Blender
- Issue 2.1 from 1995, featuring Björk
- Editor-in-Chief: Dale Hrabi
- Former editors: Regina Joseph (Founding Editor-in-Chief), Howard Stringer
- Categories: Music
- Frequency: 10 times per year
- Founded: 1994
- First issue: August 1994 (CD-ROM) June–July 2001 (Print)
- Final issue: June 1997 (CD-ROM) April 2009 (Print)
- Company: Dennis Publishing
- Country: United States
- Based in: New York
- Language: English
- Website: Blender.com
- ISSN: 1534-0554
- OCLC: 34610465

= Blender (magazine) =

Former American music magazine

Blender was an American music magazine published from 1994 to 2009 that billed itself as "the ultimate guide to pop culture". It was also known for sometimes steamy pictorials of celebrities. It compiled lists of albums, artists, and songs, including both "best of" and "worst of" lists. In each issue, there was a review of an artist's entire discography, with each album being analyzed in turn.

Blender was published by Dennis Publishing.
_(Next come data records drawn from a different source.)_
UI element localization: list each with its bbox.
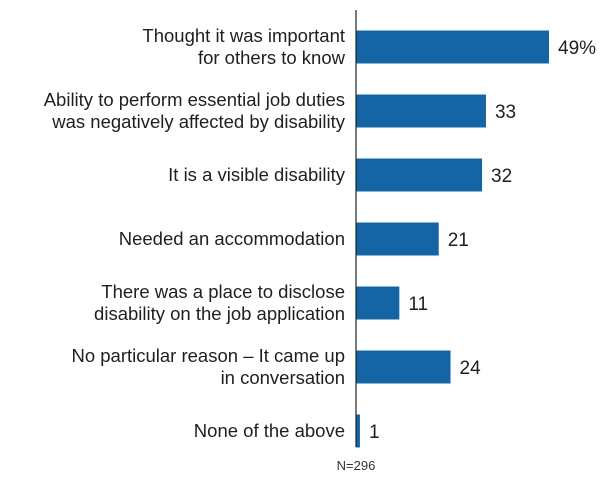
- data-label-4: 21: [448, 230, 469, 251]
- data-label-7: 1: [369, 422, 380, 443]
- sample-size-note: N=296: [337, 458, 376, 473]
- category-label-line: Ability to perform essential job duties: [44, 89, 345, 110]
- bar-1: [356, 30, 549, 64]
- data-label-1: 49%: [558, 38, 596, 59]
- category-label-line: None of the above: [194, 420, 345, 441]
- value-labels-layer: 49% 33 32 21 11 24 1: [369, 38, 596, 443]
- category-label-line: Thought it was important: [142, 25, 345, 46]
- data-label-5: 11: [408, 294, 428, 315]
- category-label-line: There was a place to disclose: [101, 281, 345, 302]
- category-label-line: was negatively affected by disability: [51, 111, 345, 132]
- category-label-1: Thought it was important for others to kn…: [142, 25, 345, 68]
- category-labels-layer: Thought it was important for others to kn…: [44, 25, 346, 441]
- category-label-5: There was a place to disclose disability …: [94, 281, 345, 324]
- bar-3: [356, 158, 483, 192]
- category-label-line: Needed an accommodation: [119, 228, 345, 249]
- data-label-2: 33: [495, 102, 516, 123]
- bar-7: [356, 414, 360, 448]
- category-label-line: in conversation: [221, 367, 345, 388]
- category-label-4: Needed an accommodation: [119, 228, 345, 249]
- data-label-6: 24: [460, 358, 482, 379]
- category-label-line: for others to know: [198, 47, 346, 68]
- data-label-3: 32: [491, 166, 512, 187]
- category-label-line: disability on the job application: [94, 303, 345, 324]
- category-label-line: It is a visible disability: [168, 164, 346, 185]
- bar-5: [356, 286, 400, 320]
- category-label-7: None of the above: [194, 420, 345, 441]
- category-label-6: No particular reason – It came up in conv…: [71, 345, 345, 388]
- bar-4: [356, 222, 439, 256]
- bar-6: [356, 350, 451, 384]
- category-label-2: Ability to perform essential job duties w…: [44, 89, 346, 132]
- bars-layer: [356, 30, 549, 448]
- bar-2: [356, 94, 486, 128]
- category-label-3: It is a visible disability: [168, 164, 346, 185]
- category-label-line: No particular reason – It came up: [71, 345, 345, 366]
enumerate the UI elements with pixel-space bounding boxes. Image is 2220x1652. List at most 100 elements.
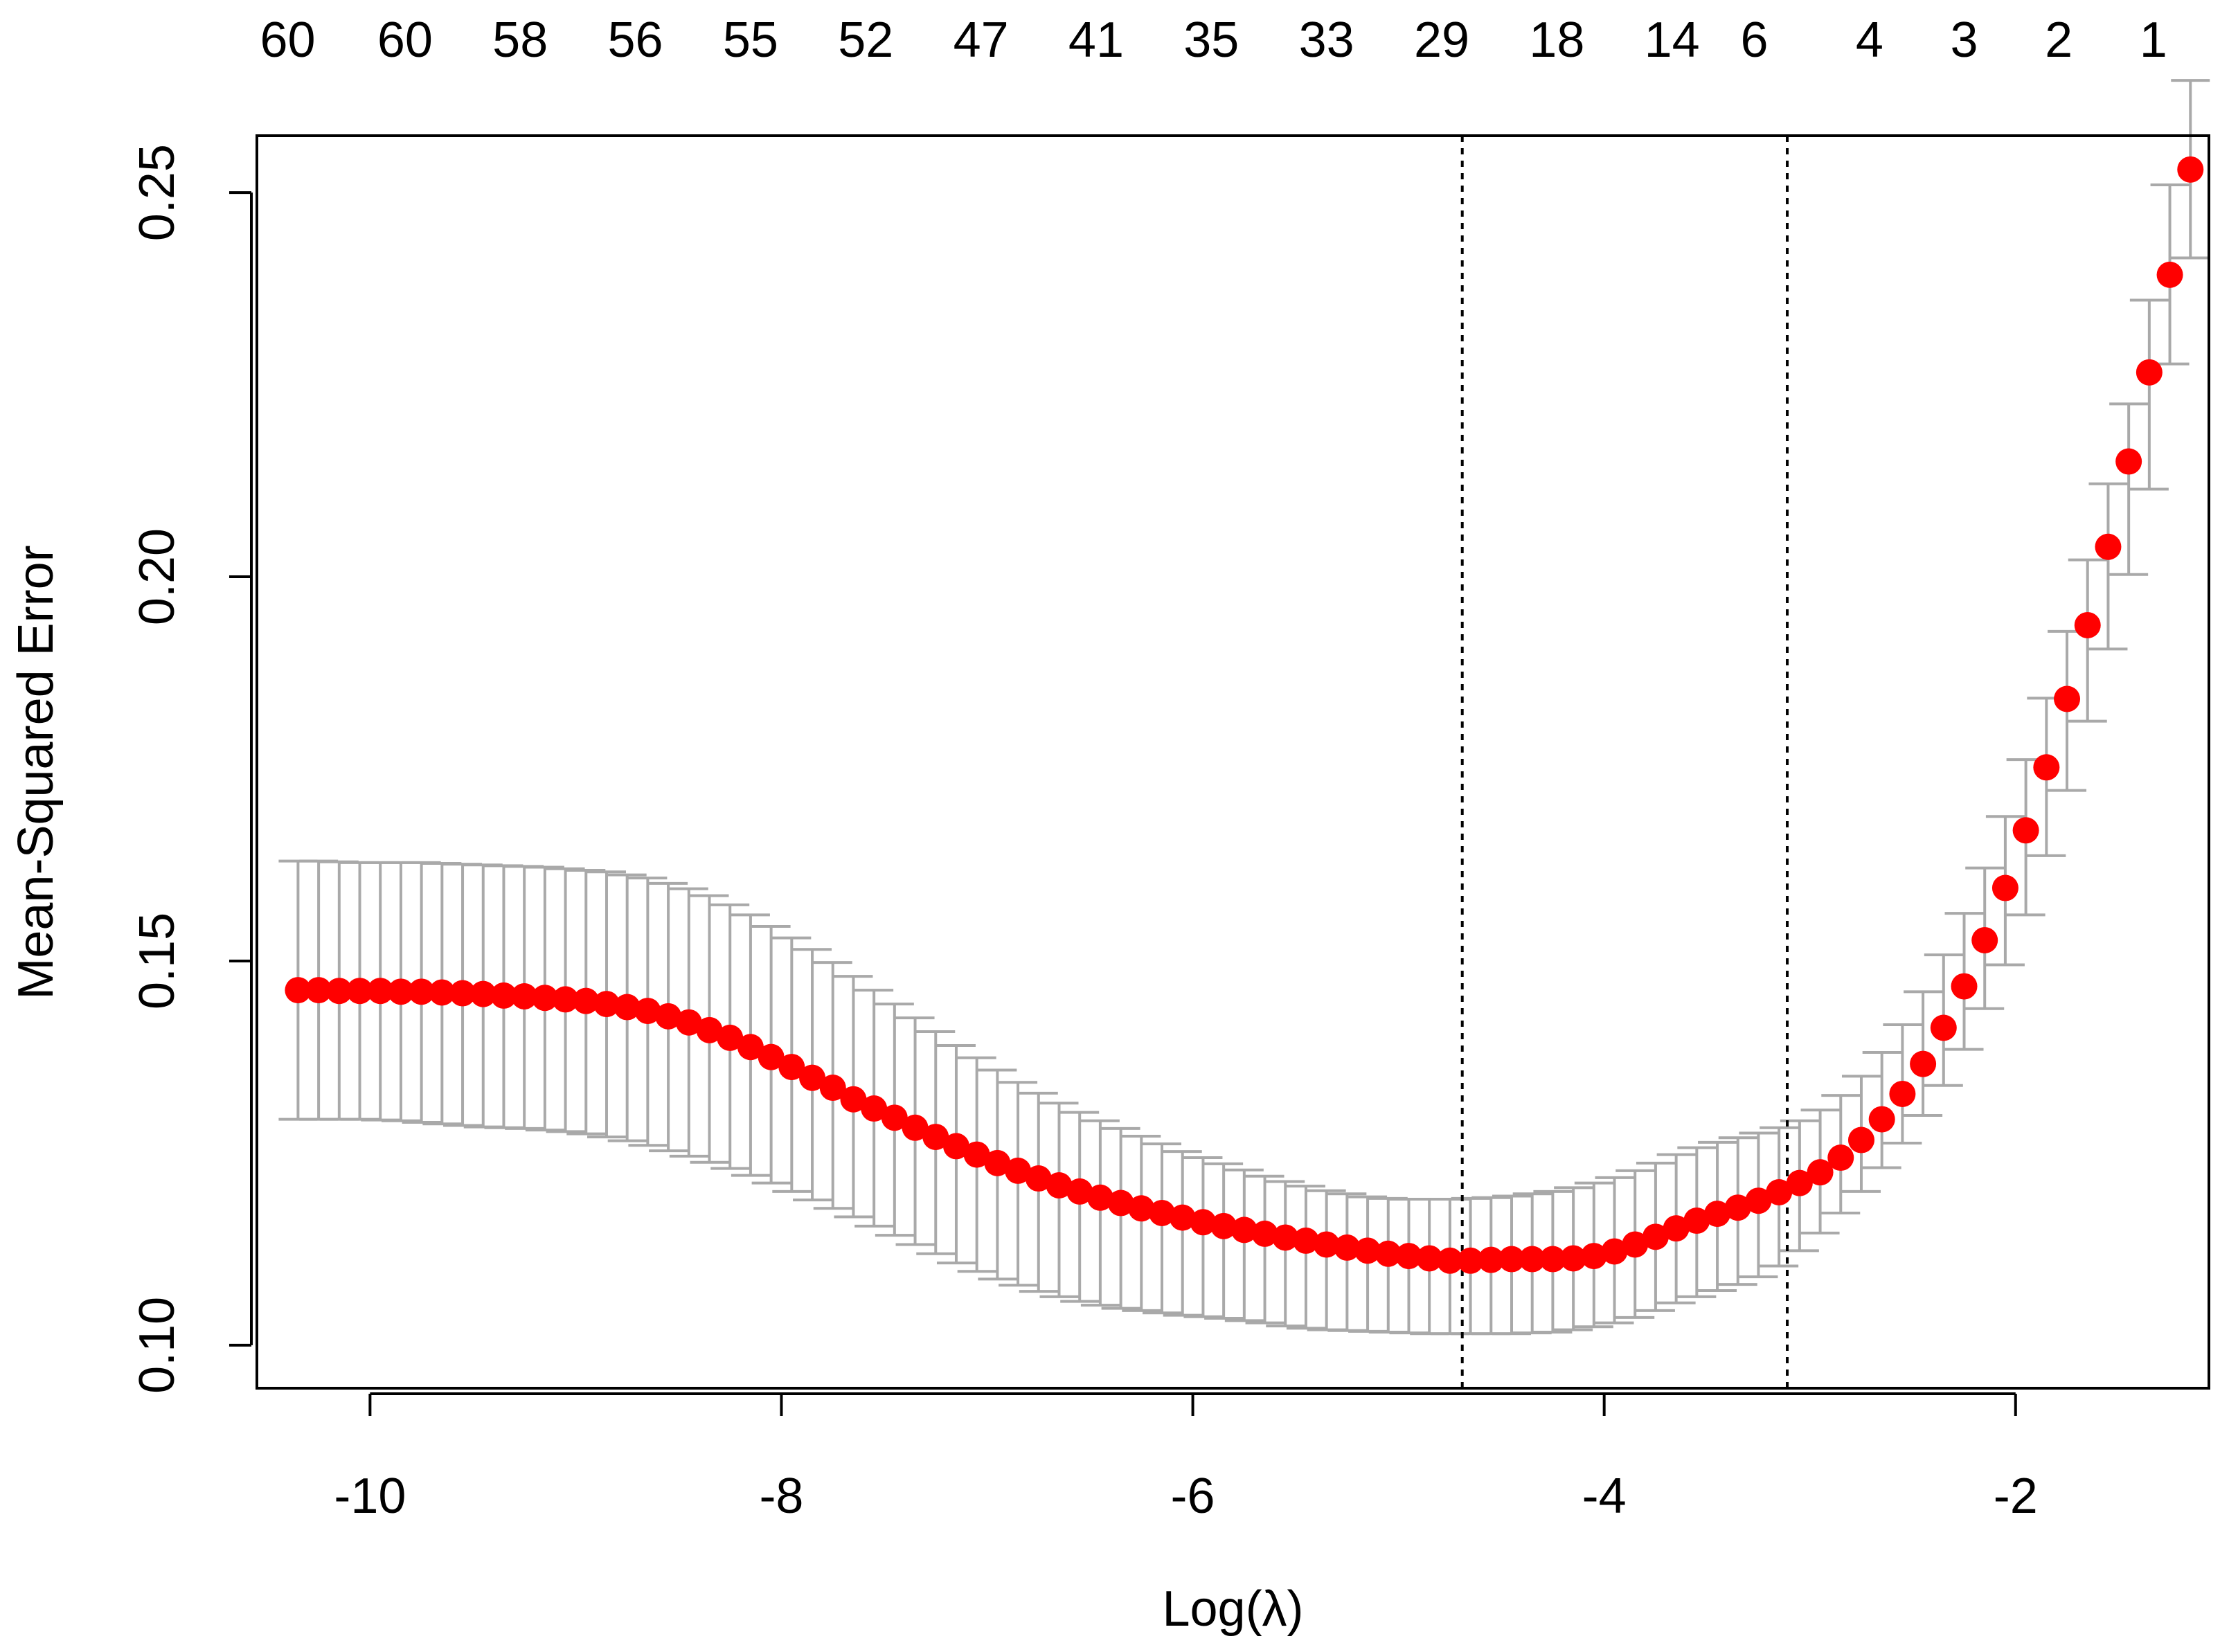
mse-point [1827, 1144, 1854, 1171]
mse-point [1868, 1106, 1895, 1133]
mse-point [1951, 973, 1978, 1000]
mse-point [1066, 1178, 1093, 1205]
mse-point [1478, 1246, 1505, 1273]
plot-frame [256, 134, 2210, 1390]
mse-point [2136, 359, 2163, 386]
top-axis-label: 6 [1740, 12, 1768, 68]
error-bar [1039, 1102, 1079, 1298]
mse-point [1642, 1223, 1669, 1250]
y-axis: 0.10 0.15 0.20 0.25 [129, 144, 253, 1394]
mse-point [1128, 1195, 1155, 1222]
x-tick-label: -8 [759, 1469, 803, 1524]
mse-point [1807, 1159, 1834, 1186]
mse-point [737, 1034, 764, 1061]
mse-point [1786, 1169, 1813, 1196]
top-axis-label: 60 [377, 12, 433, 68]
mse-point [1375, 1240, 1402, 1267]
mse-point [881, 1104, 908, 1131]
mse-point [819, 1075, 846, 1102]
mse-point [1910, 1050, 1937, 1077]
top-axis-label: 18 [1529, 12, 1584, 68]
error-bar [2068, 558, 2107, 723]
mse-point [367, 978, 394, 1005]
error-bar [1183, 1156, 1223, 1318]
top-axis-label: 35 [1183, 12, 1239, 68]
mse-point [469, 980, 496, 1007]
error-bar [2088, 482, 2128, 651]
mse-point [1601, 1238, 1628, 1265]
top-axis-labels: 60 60 58 56 55 52 47 41 35 33 29 18 14 6 4 3 2 1 [260, 12, 2167, 68]
x-tick-label: -6 [1171, 1469, 1215, 1524]
mse-point [2095, 533, 2122, 560]
y-tick-label: 0.15 [129, 913, 185, 1009]
mse-point [1847, 1126, 1874, 1153]
mse-point [325, 978, 352, 1005]
mse-point [1580, 1243, 1607, 1270]
mse-point [2115, 448, 2142, 475]
mse-point [861, 1095, 888, 1122]
mse-point [799, 1064, 826, 1091]
mse-point [1745, 1187, 1772, 1214]
mse-point [1663, 1215, 1690, 1242]
data-points [285, 156, 2204, 1274]
mse-point [1005, 1157, 1032, 1184]
x-axis-label: Log(λ) [1162, 1581, 1303, 1637]
mse-point [1190, 1209, 1217, 1236]
mse-point [2033, 754, 2060, 781]
top-axis-label: 1 [2140, 12, 2167, 68]
top-axis-label: 56 [608, 12, 663, 68]
mse-point [2156, 261, 2183, 288]
mse-point [1519, 1246, 1546, 1273]
error-bar [1060, 1111, 1100, 1303]
mse-point [1272, 1224, 1299, 1251]
mse-point [1251, 1220, 1278, 1247]
mse-point [902, 1114, 929, 1141]
error-bar [1101, 1126, 1140, 1310]
mse-point [387, 978, 414, 1005]
mse-point [1539, 1246, 1566, 1273]
mse-point [346, 978, 373, 1005]
mse-point [922, 1124, 949, 1151]
mse-point [1292, 1227, 1319, 1254]
mse-point [429, 979, 456, 1006]
reference-lines [1460, 136, 1789, 1388]
y-axis-label: Mean-Squared Error [8, 545, 64, 999]
mse-point [942, 1133, 969, 1160]
mse-point [449, 980, 476, 1007]
mse-point [1622, 1231, 1649, 1258]
mse-point [1991, 874, 2018, 901]
top-axis-label: 29 [1414, 12, 1469, 68]
mse-point [2074, 611, 2101, 638]
mse-point [717, 1024, 744, 1051]
mse-point [1169, 1204, 1196, 1231]
mse-point [984, 1149, 1011, 1176]
mse-point [2177, 156, 2204, 183]
mse-point [2054, 685, 2081, 712]
mse-point [655, 1003, 682, 1030]
x-tick-label: -10 [334, 1469, 406, 1524]
error-bar [1122, 1134, 1161, 1312]
mse-point [593, 991, 620, 1018]
mse-point [1313, 1231, 1340, 1258]
top-axis-label: 14 [1645, 12, 1700, 68]
error-bar [1163, 1150, 1202, 1317]
mse-point [1334, 1234, 1361, 1261]
top-axis-label: 33 [1299, 12, 1354, 68]
mse-point [573, 987, 600, 1014]
y-tick-label: 0.20 [129, 528, 185, 625]
mse-point [778, 1054, 805, 1081]
mse-point [2012, 817, 2039, 844]
mse-point [408, 978, 435, 1005]
mse-point [1086, 1184, 1113, 1211]
error-bar [1266, 1180, 1305, 1328]
error-bar [1204, 1162, 1244, 1320]
error-bar [1286, 1185, 1325, 1330]
x-tick-label: -4 [1582, 1469, 1627, 1524]
mse-point [1025, 1165, 1052, 1192]
top-axis-label: 4 [1856, 12, 1883, 68]
top-axis-label: 41 [1068, 12, 1124, 68]
mse-point [1971, 926, 1998, 953]
error-bar [1080, 1119, 1120, 1307]
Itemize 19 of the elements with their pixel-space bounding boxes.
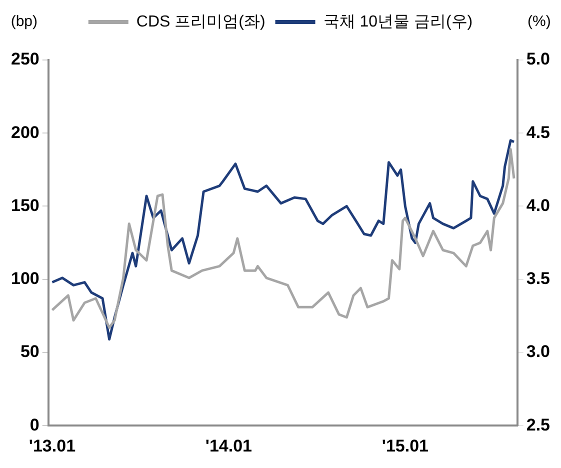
- y2-tick-label: 5.0: [526, 50, 550, 69]
- x-tick-label: '14.01: [205, 436, 252, 456]
- y-tick-label: 100: [10, 269, 40, 288]
- y2-tick-label: 3.0: [526, 342, 550, 362]
- y-tick-label: 0: [30, 415, 40, 434]
- y-tick-label: 150: [10, 196, 40, 215]
- y-tick-label: 200: [10, 122, 40, 142]
- y2-axis-title: (%): [528, 13, 551, 30]
- y-axis-title: (bp): [10, 13, 38, 30]
- y-tick-label: 50: [20, 342, 40, 362]
- y-tick-label: 250: [10, 50, 40, 69]
- y2-tick-label: 2.5: [526, 415, 550, 434]
- legend-label: 국채 10년물 금리(우): [323, 13, 473, 30]
- y2-tick-label: 4.5: [526, 122, 550, 142]
- y2-tick-label: 3.5: [526, 269, 550, 288]
- x-tick-label: '13.01: [28, 436, 76, 456]
- legend-label: CDS 프리미엄(좌): [136, 13, 266, 30]
- x-tick-label: '15.01: [382, 436, 428, 456]
- y2-tick-label: 4.0: [526, 196, 550, 215]
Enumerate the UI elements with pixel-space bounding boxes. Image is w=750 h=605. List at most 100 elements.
The magazine was created by founding Editor-in-Chief Regina Joseph as the first digital magazine, delivered entirely on CD-ROM disc and before the development of graphical browsers required to view the web. She brought in co-founders Jason Pearson and David Cherry, and Blender's original publisher, Felix Dennis/Dennis Publishing, UK. Joseph's CD-ROM editions of Blender also featured the first forms of digital advertising. Felix Dennis published 15 digital CD issues, and launched a web version in 1996. The final CD-ROM issue was published in June 1997, issue 14. Dennis started publishing a print edition again in June 2001, which became the final distribution format of the title. Blender CD-ROM showcased the earliest digital editorial formats, as well as the first forms of digital advertising. The first digital advertisers included SonicNet, Time-Life/Philips, Calvin Klein, Apple Computer, Toyota and Nike.

In June 2006, the Chicago Tribune placed Blender eighth in a list of the 50 best magazines, describing it as "the cool kid at the school of rock magazines".

In 2007, Dennis Publishing was bought by the Quadrangle Group, who created a new subsidiary called the Alpha Media Group. The latter decided to close Blender March 26, 2009, going to an online-only format in a move that eliminated 30 jobs and reduced the company's portfolio of titles to Maxim alone. Blenders final print issue was the April 2009 issue. Subscribers to the magazine were sent issues of Maxim magazine to make up for the unsent Blender issues.

== Indian edition ==

The Indian edition of Blender was the title's first venture outside the United States. It commenced publication with its May 2008 issue, which featured Mariah Carey on the cover. The magazine was targeted at educated male city dwellers aged between 18 and 34. The magazine was launched through Dennis Media Transasia India, a joint venture between Dennis Publishing and Media Transasia, which also publishes the Asian versions of Blender and Maxim. The joint venture was based in New Delhi with offices in Bangalore, Chennai, Kolkata and Mumbai.